For some procedures, LTV already pays about 50 percent more, on average, than Medicare. For example, LTV pays $33,519 for a coronary bypass with catheterization, while Medicare pays $21,455, Tremain said. By one estimate, with the projected impact of cost-shifting, the same procedure could cost the company $34,693 seven years from now.
“Our real concern is that Congress not make an already serious problem into one that would be a grave issue for American industry,” Tremain said.
A study by Lewin-VHI, a health care research firm based in Alexandria, Va., concluded that about 45 percent of the projected reductions in Medicare payments to hospitals and doctors, or at least $66 billion, would be shifted. Those shifts would add 2.3 percent to the costs for employers, employees and selfinsured individuals, the firm concluded.
The Lewin study was done for the National Leadership Coalition on Health Care, a group of employers, unions and consumer and medical groups. Other estimates of the potential shift range from 25 percent to 50 percent.
An estimated $24 billion would be cut from projected Medicaid spending and passed on to private payers, the Lewin study said. This would add about 3.2 percent to their costs. “We low-balled the Medicaid estimate, because of the uncertainty” as to what the states would do, said John Sheils, a vice president of Lewin-VHI.
The study said that employers, in turn, would require their employees to absorb much of the increased costs “in the form of reduced wages,” truncated or denied pay raises, and less generous health coverage.
About 523,000 persons would lose their insurance coverage entirely in 2002, the final year of the proposed government spending restraints, the study said. Medicaid cuts might leave 5 million more without insurance.

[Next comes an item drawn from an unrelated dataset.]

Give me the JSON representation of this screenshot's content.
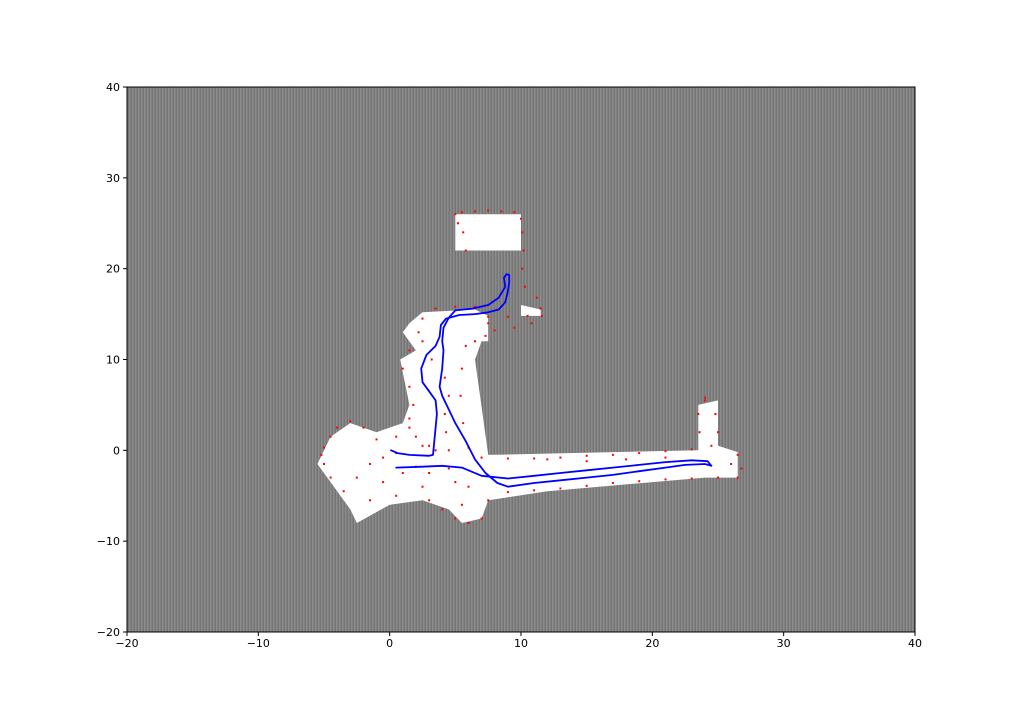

Even without the cost-shifting phenomenon, Stephen H. Long, an analyst with the Rand Corp., said the number of uninsured Americans would surge to 55 million from 41 million as the population grows, if employers continue present trends in health coverage.

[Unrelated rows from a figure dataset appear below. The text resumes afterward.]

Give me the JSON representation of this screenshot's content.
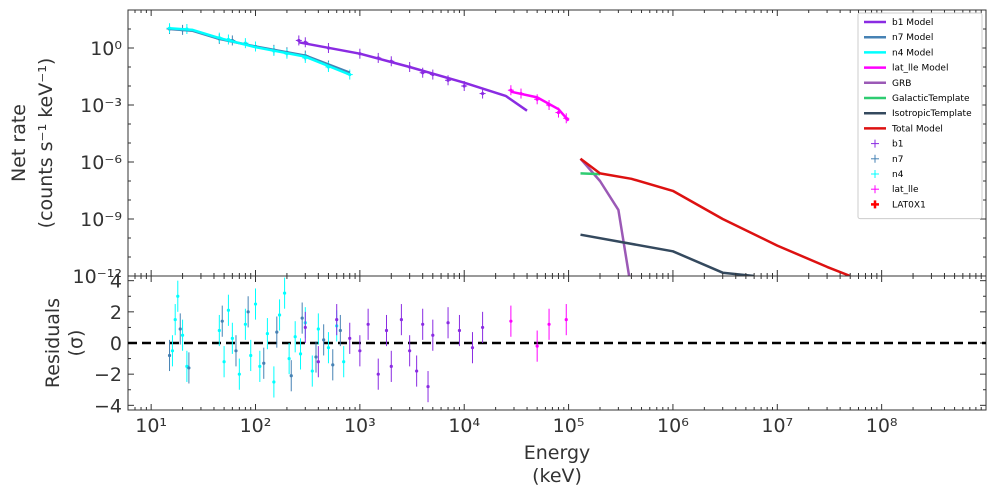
{
  "chart_data": {
    "type": "line",
    "x_scale": "log",
    "xlim": [
      6,
      1000000000.0
    ],
    "xlabel": [
      "Energy",
      "(keV)"
    ],
    "x_ticks": [
      {
        "value": 10,
        "label": "10¹"
      },
      {
        "value": 100,
        "label": "10²"
      },
      {
        "value": 1000,
        "label": "10³"
      },
      {
        "value": 10000,
        "label": "10⁴"
      },
      {
        "value": 100000,
        "label": "10⁵"
      },
      {
        "value": 1000000,
        "label": "10⁶"
      },
      {
        "value": 10000000,
        "label": "10⁷"
      },
      {
        "value": 100000000,
        "label": "10⁸"
      }
    ],
    "top_panel": {
      "y_scale": "log",
      "ylim": [
        1e-12,
        100.0
      ],
      "ylabel": [
        "Net rate",
        "(counts s⁻¹ keV⁻¹)"
      ],
      "y_ticks": [
        {
          "value": 1,
          "label": "10⁰"
        },
        {
          "value": 0.001,
          "label": "10⁻³"
        },
        {
          "value": 1e-06,
          "label": "10⁻⁶"
        },
        {
          "value": 1e-09,
          "label": "10⁻⁹"
        },
        {
          "value": 1e-12,
          "label": "10⁻¹²"
        }
      ],
      "models": [
        {
          "name": "b1 Model",
          "color": "#8a2be2",
          "points": [
            [
              260,
              2.0
            ],
            [
              1000,
              0.5
            ],
            [
              3000,
              0.1
            ],
            [
              10000,
              0.015
            ],
            [
              25000,
              0.003
            ],
            [
              40000,
              0.0005
            ]
          ]
        },
        {
          "name": "n7 Model",
          "color": "#4682b4",
          "points": [
            [
              15,
              10
            ],
            [
              25,
              8
            ],
            [
              45,
              3
            ],
            [
              100,
              1.2
            ],
            [
              300,
              0.4
            ],
            [
              800,
              0.05
            ]
          ]
        },
        {
          "name": "n4 Model",
          "color": "#00ffff",
          "points": [
            [
              15,
              11
            ],
            [
              25,
              9
            ],
            [
              45,
              3.3
            ],
            [
              100,
              1.1
            ],
            [
              300,
              0.35
            ],
            [
              800,
              0.04
            ]
          ]
        },
        {
          "name": "lat_lle Model",
          "color": "#ff00ff",
          "points": [
            [
              28000,
              0.005
            ],
            [
              50000,
              0.0025
            ],
            [
              80000,
              0.0006
            ],
            [
              100000,
              0.00015
            ]
          ]
        },
        {
          "name": "GRB",
          "color": "#9b59b6",
          "points": [
            [
              130000,
              1.5e-06
            ],
            [
              200000,
              1e-07
            ],
            [
              300000,
              3e-09
            ],
            [
              380000,
              1e-12
            ]
          ]
        },
        {
          "name": "GalacticTemplate",
          "color": "#2ecc71",
          "points": [
            [
              130000,
              2.5e-07
            ],
            [
              200000,
              2.3e-07
            ]
          ]
        },
        {
          "name": "IsotropicTemplate",
          "color": "#34495e",
          "points": [
            [
              130000,
              1.5e-10
            ],
            [
              1000000,
              2e-11
            ],
            [
              3000000,
              1.5e-12
            ],
            [
              6000000,
              1e-12
            ]
          ]
        },
        {
          "name": "Total Model",
          "color": "#dd1111",
          "points": [
            [
              130000,
              1.5e-06
            ],
            [
              200000,
              2.5e-07
            ],
            [
              400000,
              1.3e-07
            ],
            [
              1000000,
              3e-08
            ],
            [
              3000000,
              1e-09
            ],
            [
              10000000,
              4e-11
            ],
            [
              30000000,
              3e-12
            ],
            [
              50000000,
              1e-12
            ]
          ]
        }
      ],
      "data_series": [
        {
          "name": "b1",
          "color": "#8a2be2",
          "points": [
            [
              260,
              2.5
            ],
            [
              300,
              2.0
            ],
            [
              500,
              1.0
            ],
            [
              1000,
              0.5
            ],
            [
              1500,
              0.3
            ],
            [
              2000,
              0.2
            ],
            [
              3000,
              0.1
            ],
            [
              4000,
              0.05
            ],
            [
              5000,
              0.04
            ],
            [
              7000,
              0.02
            ],
            [
              10000,
              0.01
            ],
            [
              15000,
              0.004
            ]
          ]
        },
        {
          "name": "n7",
          "color": "#4682b4",
          "points": [
            [
              15,
              10
            ],
            [
              20,
              9
            ],
            [
              45,
              3
            ],
            [
              60,
              2.5
            ],
            [
              100,
              1.2
            ],
            [
              150,
              0.8
            ],
            [
              200,
              0.6
            ],
            [
              300,
              0.4
            ],
            [
              500,
              0.12
            ]
          ]
        },
        {
          "name": "n4",
          "color": "#00ffff",
          "points": [
            [
              15,
              11
            ],
            [
              22,
              10
            ],
            [
              45,
              3.5
            ],
            [
              55,
              2.8
            ],
            [
              80,
              1.8
            ],
            [
              100,
              1.2
            ],
            [
              150,
              0.7
            ],
            [
              200,
              0.5
            ],
            [
              300,
              0.3
            ],
            [
              500,
              0.1
            ],
            [
              800,
              0.04
            ]
          ]
        },
        {
          "name": "lat_lle",
          "color": "#ff00ff",
          "points": [
            [
              28000,
              0.006
            ],
            [
              35000,
              0.004
            ],
            [
              50000,
              0.002
            ],
            [
              65000,
              0.001
            ],
            [
              80000,
              0.0004
            ],
            [
              95000,
              0.0002
            ]
          ]
        },
        {
          "name": "LAT0X1",
          "color": "#ff0000",
          "points": []
        }
      ]
    },
    "bottom_panel": {
      "ylim": [
        -4.3,
        4.3
      ],
      "ylabel": [
        "Residuals",
        "(σ)"
      ],
      "y_ticks": [
        {
          "value": 4,
          "label": "4"
        },
        {
          "value": 2,
          "label": "2"
        },
        {
          "value": 0,
          "label": "0"
        },
        {
          "value": -2,
          "label": "−2"
        },
        {
          "value": -4,
          "label": "−4"
        }
      ],
      "reference_line": 0,
      "residuals": [
        {
          "name": "n4",
          "color": "#00ffff",
          "points": [
            [
              16,
              -0.5
            ],
            [
              17,
              1.5
            ],
            [
              18,
              3.0
            ],
            [
              20,
              0.5
            ],
            [
              22,
              -1.5
            ],
            [
              45,
              0.8
            ],
            [
              50,
              -1.2
            ],
            [
              55,
              2.1
            ],
            [
              60,
              0.3
            ],
            [
              70,
              -2.0
            ],
            [
              80,
              1.2
            ],
            [
              90,
              -0.8
            ],
            [
              100,
              2.5
            ],
            [
              110,
              -1.5
            ],
            [
              130,
              0.6
            ],
            [
              150,
              -2.5
            ],
            [
              170,
              1.8
            ],
            [
              190,
              3.2
            ],
            [
              210,
              -1.0
            ],
            [
              240,
              0.4
            ],
            [
              270,
              -0.7
            ],
            [
              300,
              1.3
            ],
            [
              350,
              -1.8
            ],
            [
              400,
              0.9
            ],
            [
              500,
              -0.3
            ],
            [
              600,
              1.1
            ],
            [
              700,
              -1.2
            ]
          ]
        },
        {
          "name": "n7",
          "color": "#4682b4",
          "points": [
            [
              15,
              -0.8
            ],
            [
              19,
              0.9
            ],
            [
              23,
              -1.6
            ],
            [
              48,
              1.4
            ],
            [
              65,
              -0.5
            ],
            [
              85,
              2.0
            ],
            [
              120,
              -1.3
            ],
            [
              160,
              0.7
            ],
            [
              220,
              -2.1
            ],
            [
              280,
              1.6
            ],
            [
              380,
              -0.9
            ],
            [
              450,
              0.2
            ],
            [
              550,
              -1.4
            ],
            [
              650,
              0.8
            ]
          ]
        },
        {
          "name": "b1",
          "color": "#8a2be2",
          "points": [
            [
              300,
              1.0
            ],
            [
              400,
              -1.2
            ],
            [
              600,
              1.5
            ],
            [
              800,
              0.3
            ],
            [
              1000,
              -0.5
            ],
            [
              1200,
              1.2
            ],
            [
              1500,
              -2.0
            ],
            [
              1800,
              0.8
            ],
            [
              2000,
              -1.5
            ],
            [
              2500,
              1.5
            ],
            [
              3000,
              -0.5
            ],
            [
              3500,
              -1.8
            ],
            [
              4000,
              1.2
            ],
            [
              4500,
              -2.8
            ],
            [
              5000,
              0.5
            ],
            [
              7000,
              1.3
            ],
            [
              9000,
              0.8
            ],
            [
              12000,
              -0.3
            ],
            [
              15000,
              1.0
            ]
          ]
        },
        {
          "name": "lat_lle",
          "color": "#ff00ff",
          "points": [
            [
              28000,
              1.4
            ],
            [
              50000,
              -0.2
            ],
            [
              65000,
              1.2
            ],
            [
              95000,
              1.5
            ]
          ]
        }
      ]
    },
    "legend": {
      "placement": "top-right",
      "entries": [
        {
          "label": "b1 Model",
          "color": "#8a2be2",
          "kind": "line"
        },
        {
          "label": "n7 Model",
          "color": "#4682b4",
          "kind": "line"
        },
        {
          "label": "n4 Model",
          "color": "#00ffff",
          "kind": "line"
        },
        {
          "label": "lat_lle Model",
          "color": "#ff00ff",
          "kind": "line"
        },
        {
          "label": "GRB",
          "color": "#9b59b6",
          "kind": "line"
        },
        {
          "label": "GalacticTemplate",
          "color": "#2ecc71",
          "kind": "line"
        },
        {
          "label": "IsotropicTemplate",
          "color": "#34495e",
          "kind": "line"
        },
        {
          "label": "Total Model",
          "color": "#dd1111",
          "kind": "line"
        },
        {
          "label": "b1",
          "color": "#8a2be2",
          "kind": "marker"
        },
        {
          "label": "n7",
          "color": "#4682b4",
          "kind": "marker"
        },
        {
          "label": "n4",
          "color": "#00ffff",
          "kind": "marker"
        },
        {
          "label": "lat_lle",
          "color": "#ff00ff",
          "kind": "marker"
        },
        {
          "label": "LAT0X1",
          "color": "#ff0000",
          "kind": "marker"
        }
      ]
    }
  }
}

“If Medicaid is cut, the number would go even higher,” he said.
Most experts said companies with employees enrolled in health maintenance organizations and other managed health plans would be relatively insulated from the government spending shifts, because they would have the upper hand in negotiating rates with hospitals and medical groups.
But even companies well protected by managed care arrangements are likely to face increases if the number of uninsured people grows. “The uninsured are going to need care, and those costs are going to be picked up by the businesses and citizens that pay health care bills,” Walter B. Maher, a Washington-based health care expert with Chrysler Corp., said.
Small employers are scrambling to join health care purchasing groups that would give them more bargaining power, but such groups are scarce in many parts of the country. Indeed they are prohibited in some states.
“The employer with three or four employees is still having a hard time out there, shopping for health care,” said Mark Isakowitz, a lobbyist for the National Federation of Independent Business.
But he said his group had been more concerned about the prospect of increases in payroll taxes to pay for Medicare than about health care cost issues. Very small businesses often pay more in payroll taxes than in income taxes. “Providing health insurance is voluntary,” he said. “Payroll taxes are not.”